First, it applies a purposive approach to the interpretation of the Excon Regulations and concludes that Bitcoin is both “capital” and “money” for the purposes of the exchange control regime.

Second, Wilson J concludes that the Standard Bank of South Africa v South African Reserve Bank 2025 (Standard Bank Judgment) is wrong, creating a conflict in authority in the Gauteng Division of the High Court on the question of whether cryptocurrency falls within the ambit of the Excon Regulations.

Third, the judgment confirms that the transfer of Bitcoin to cryptocurrency wallets on exchanges registered outside South Africa amounts to the “export” of capital, even if the wallets can be accessed from anywhere in the world.

The review application was dismissed and the forfeiture orders were upheld. Wilson J did, however, express some hesitation in endorsing the forfeiture order made against the money in Ms Dangaiso’s bank account, noting that given her apparently limited involvement in Mr Magadha’s activities, an order for forfeiture against her might be disproportionate.

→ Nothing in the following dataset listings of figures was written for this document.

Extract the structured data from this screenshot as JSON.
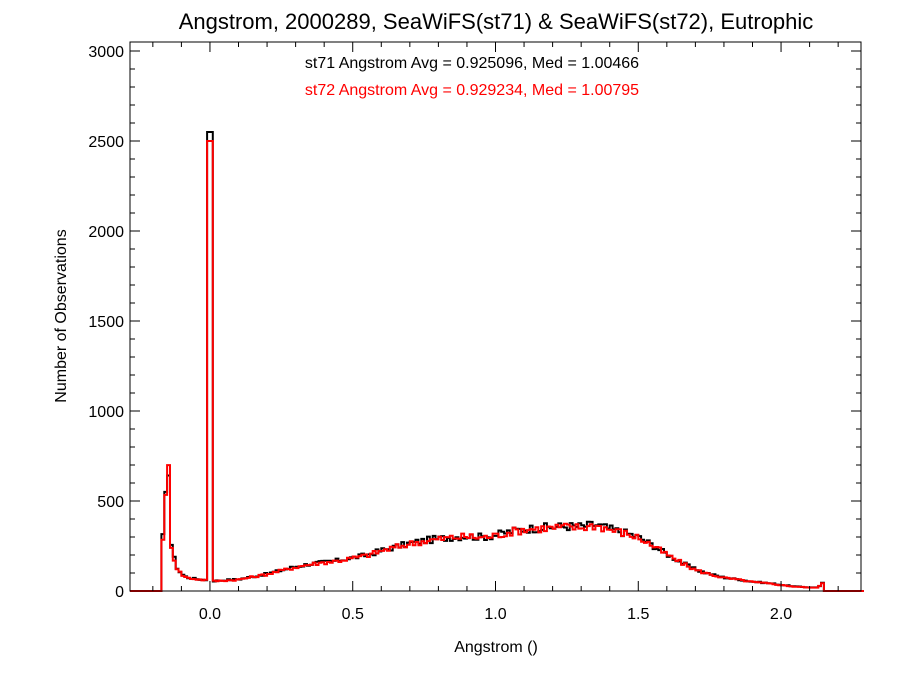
{
  "chart_data": {
    "type": "histogram",
    "title": "Angstrom, 2000289, SeaWiFS(st71) & SeaWiFS(st72), Eutrophic",
    "xlabel": "Angstrom ()",
    "ylabel": "Number of Observations",
    "xlim": [
      -0.28,
      2.28
    ],
    "ylim": [
      0,
      3050
    ],
    "xticks": [
      0.0,
      0.5,
      1.0,
      1.5,
      2.0
    ],
    "xtick_labels": [
      "0.0",
      "0.5",
      "1.0",
      "1.5",
      "2.0"
    ],
    "yticks": [
      0,
      500,
      1000,
      1500,
      2000,
      2500,
      3000
    ],
    "ytick_labels": [
      "0",
      "500",
      "1000",
      "1500",
      "2000",
      "2500",
      "3000"
    ],
    "bin_width": 0.01,
    "annotations": [
      {
        "text": "st71 Angstrom Avg = 0.925096, Med = 1.00466",
        "color": "#000000"
      },
      {
        "text": "st72 Angstrom Avg = 0.929234, Med = 1.00795",
        "color": "#ff0000"
      }
    ],
    "series": [
      {
        "name": "st71",
        "color": "#000000",
        "points": [
          [
            -0.28,
            0
          ],
          [
            -0.17,
            0
          ],
          [
            -0.165,
            300
          ],
          [
            -0.155,
            520
          ],
          [
            -0.148,
            845
          ],
          [
            -0.142,
            520
          ],
          [
            -0.135,
            260
          ],
          [
            -0.125,
            180
          ],
          [
            -0.115,
            130
          ],
          [
            -0.1,
            95
          ],
          [
            -0.08,
            75
          ],
          [
            -0.06,
            70
          ],
          [
            -0.04,
            65
          ],
          [
            -0.02,
            62
          ],
          [
            -0.005,
            60
          ],
          [
            0.0,
            2550
          ],
          [
            0.005,
            55
          ],
          [
            0.05,
            60
          ],
          [
            0.1,
            65
          ],
          [
            0.15,
            80
          ],
          [
            0.2,
            95
          ],
          [
            0.25,
            115
          ],
          [
            0.3,
            135
          ],
          [
            0.35,
            150
          ],
          [
            0.4,
            160
          ],
          [
            0.45,
            170
          ],
          [
            0.5,
            185
          ],
          [
            0.55,
            200
          ],
          [
            0.6,
            225
          ],
          [
            0.65,
            245
          ],
          [
            0.7,
            265
          ],
          [
            0.75,
            280
          ],
          [
            0.8,
            290
          ],
          [
            0.85,
            300
          ],
          [
            0.9,
            305
          ],
          [
            0.95,
            300
          ],
          [
            1.0,
            310
          ],
          [
            1.05,
            330
          ],
          [
            1.1,
            345
          ],
          [
            1.15,
            350
          ],
          [
            1.2,
            355
          ],
          [
            1.25,
            360
          ],
          [
            1.3,
            358
          ],
          [
            1.35,
            370
          ],
          [
            1.4,
            345
          ],
          [
            1.45,
            325
          ],
          [
            1.5,
            300
          ],
          [
            1.55,
            255
          ],
          [
            1.6,
            205
          ],
          [
            1.65,
            160
          ],
          [
            1.7,
            120
          ],
          [
            1.75,
            95
          ],
          [
            1.8,
            75
          ],
          [
            1.85,
            65
          ],
          [
            1.9,
            52
          ],
          [
            1.95,
            45
          ],
          [
            2.0,
            35
          ],
          [
            2.05,
            25
          ],
          [
            2.1,
            20
          ],
          [
            2.13,
            20
          ],
          [
            2.145,
            45
          ],
          [
            2.155,
            0
          ],
          [
            2.28,
            0
          ]
        ]
      },
      {
        "name": "st72",
        "color": "#ff0000",
        "points": [
          [
            -0.28,
            0
          ],
          [
            -0.17,
            0
          ],
          [
            -0.165,
            300
          ],
          [
            -0.155,
            510
          ],
          [
            -0.148,
            840
          ],
          [
            -0.142,
            515
          ],
          [
            -0.135,
            255
          ],
          [
            -0.125,
            175
          ],
          [
            -0.115,
            128
          ],
          [
            -0.1,
            92
          ],
          [
            -0.08,
            73
          ],
          [
            -0.06,
            68
          ],
          [
            -0.04,
            64
          ],
          [
            -0.02,
            61
          ],
          [
            -0.005,
            59
          ],
          [
            0.0,
            2500
          ],
          [
            0.005,
            54
          ],
          [
            0.05,
            58
          ],
          [
            0.1,
            63
          ],
          [
            0.15,
            78
          ],
          [
            0.2,
            93
          ],
          [
            0.25,
            113
          ],
          [
            0.3,
            132
          ],
          [
            0.35,
            148
          ],
          [
            0.4,
            158
          ],
          [
            0.45,
            168
          ],
          [
            0.5,
            182
          ],
          [
            0.55,
            198
          ],
          [
            0.6,
            222
          ],
          [
            0.65,
            242
          ],
          [
            0.7,
            262
          ],
          [
            0.75,
            277
          ],
          [
            0.8,
            287
          ],
          [
            0.85,
            297
          ],
          [
            0.9,
            302
          ],
          [
            0.95,
            297
          ],
          [
            1.0,
            307
          ],
          [
            1.05,
            327
          ],
          [
            1.1,
            342
          ],
          [
            1.15,
            347
          ],
          [
            1.2,
            350
          ],
          [
            1.25,
            355
          ],
          [
            1.3,
            352
          ],
          [
            1.35,
            365
          ],
          [
            1.4,
            342
          ],
          [
            1.45,
            322
          ],
          [
            1.5,
            297
          ],
          [
            1.55,
            252
          ],
          [
            1.6,
            202
          ],
          [
            1.65,
            157
          ],
          [
            1.7,
            117
          ],
          [
            1.75,
            93
          ],
          [
            1.8,
            73
          ],
          [
            1.85,
            63
          ],
          [
            1.9,
            50
          ],
          [
            1.95,
            43
          ],
          [
            2.0,
            33
          ],
          [
            2.05,
            24
          ],
          [
            2.1,
            19
          ],
          [
            2.13,
            19
          ],
          [
            2.145,
            43
          ],
          [
            2.155,
            0
          ],
          [
            2.28,
            0
          ]
        ]
      }
    ]
  }
}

However, no such case had been made out by the applicants.

In reaching his conclusion that Bitcoin is “capital”, Wilson J began with the text of Regulation 10(1)(c) of the Excon Regulations, which provides that no person shall, except with permission granted by the Treasury, enter into any transaction whereby capital or any right to capital is directly or indirectly exported from South Africa.